Comme les acheteurs les plus intéressés sont américains, Patrimoine canadien intervient, à raison de 600 000 $, pour conserver le trésor au pays. On y ajoute une quarantaine d'artéfacts, dons ou prêts de diverses provenances, et le tout prend la forme d'une expo au Musée des civilisations de Gatineau. Au cours de la dernière année et demie, l'expo a voyagé jusqu'en Alberta et est actuellement présentée à Montréal pour la première fois.

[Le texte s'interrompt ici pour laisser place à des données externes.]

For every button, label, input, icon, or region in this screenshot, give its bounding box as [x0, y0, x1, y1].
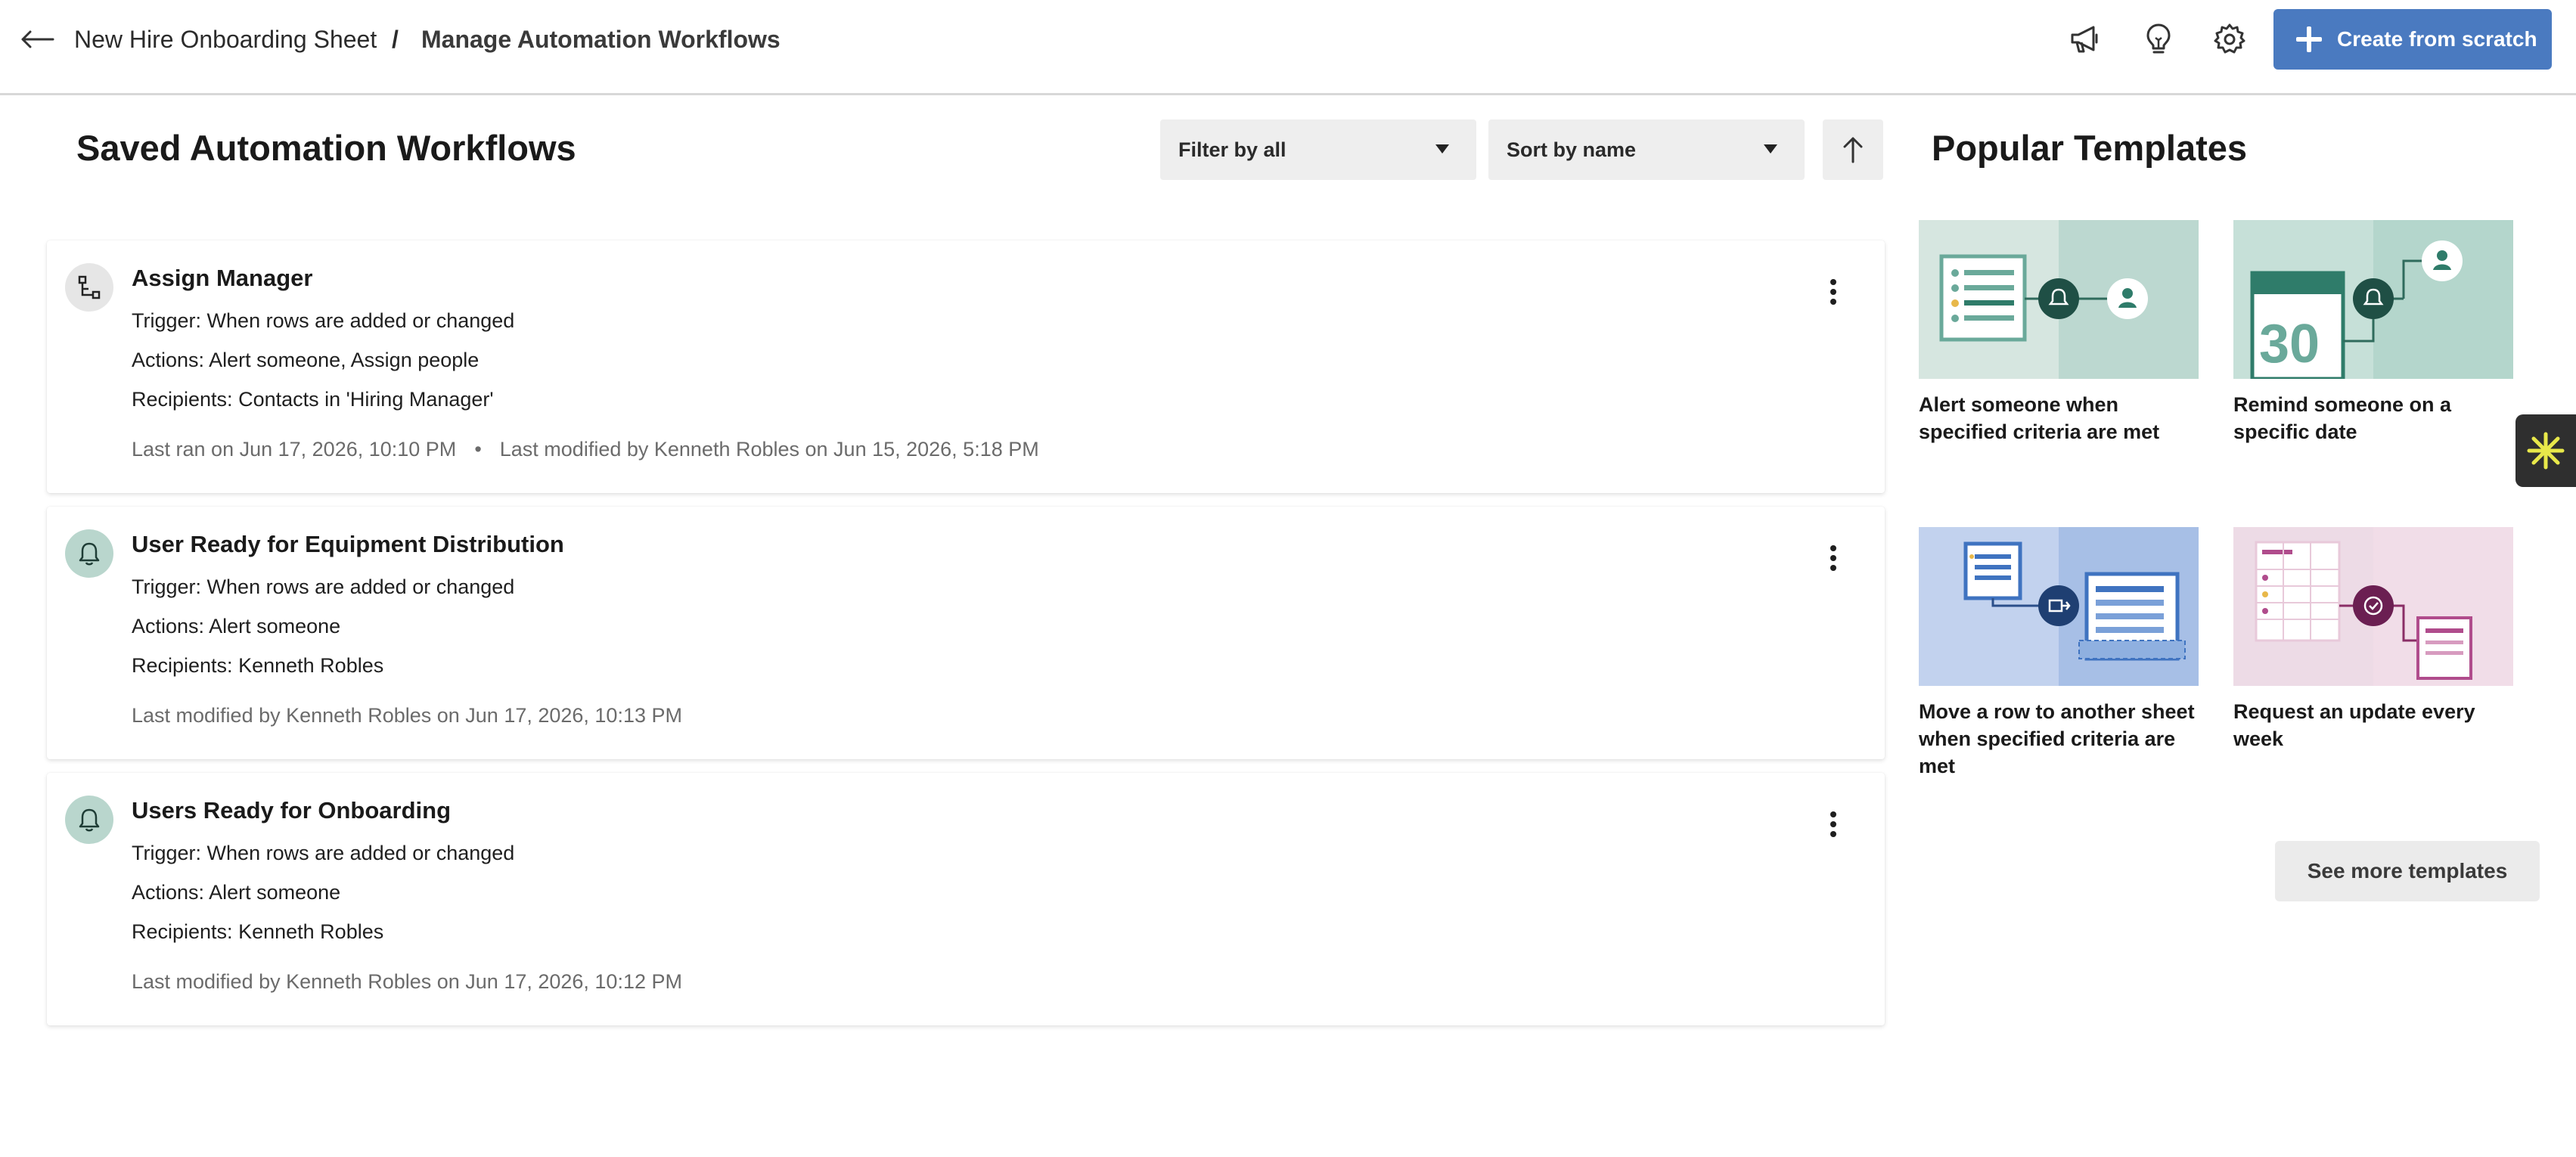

On y fait des découvertes étonnantes. Bien avant la vague de fond d'endossement de produits par les sportifs professionnels, le seul nom de Richard représentait un puissant outil de marketing. Aussi, par-delà les trophées ou la rondelle plaquée or du 325e but — un record, à l'époque — qu'on fit parvenir à la reine Elizabeth fraîchement couronnée, retrouve-t-on un jeu de hockey sur table, un jeu de bagatelle, une radio transistor, une lampe, une bague publicitaire et une «poignée hercule» à l'effigie du Rocket.

De même apprend-on que Maurice Richard était un fervent lecteur du magazine Sélection, son «compagnon de voyage favori»: «Souvent, affirme-t-il, je suis si intéressé que j'en oublie de dormir.»

L'objet le plus intrigant? Un pan méconnu d'histoire: en mars 1955, Richard est suspendu pour le reste de la saison régulière et les séries éliminatoires après s'en être pris à un officiel lors d'un match à Boston, ce qui conduira à la célèbre émeute du Forum. Celui qui impose la sanction est le président de la Ligue nationale, Clarence Campbell.

Or il appert qu'à l'époque, plusieurs personnes croient qu'il existe un lien entre Clarence Campbell et la soupe du même nom de famille. Un mouvement de boycottage de la soupe Campbell s'organise donc. Sautant sur l'occasion, une mystérieuse entreprise située à Pont-Viau, Produits alimentaires Rocket inc., décide de lancer sa propre soupe aux tomates au nom du hockeyeur. Fait particulier, on n'a jamais retrouvé trace de cette compagnie, mais on peut apercevoir la boîte de conserve dans toute sa splendeur à l'exposition.

Et Maurice Richard, immortel ainsi qu'on a paradoxalement pu le constater lors de son décès, c'est encore et toujours une incarnation de ce qui fut, «francophone, catholique, peu bavard, modeste jusqu'à la timidité et attaché à sa famille», comme on peut le lire.

Dès 1962, deux ans à peine après sa retraite, un journal le consacre «irremplaçable». En mots de son temps, le reporter Louis Chantigny tente de résumer le personnage. «Maurice Richard, c'est vous, c'est moi, c'est nous tous Canadiens-Français, c'est la magistrale revanche des déboires et des défaites que nous essuyons au courant de notre vie obscure. Maurice Richard, c'est l'homme qui est devenu le symbole de toute une race.»

On s'en rend compte dans ce magnifique édifice qu'est le château Ramezay, le chef des fantômes du Forum n'a pas fini de hanter.

n Rocket Richard, une légende, un héritage, Musée du Château Ramezay à Montréal. Jusqu'au 20 avril

- Activités parallèles: conférence de l'historienne Julie Peronne, Mémoire et histoire: Le processus d'héroïsation de Maurice Richard, le 27 janvier à 14h au musée; projection du film Maurice Richard de Charles Binamé, le 27 février à 18h30 à la Cinémathèque québécoise.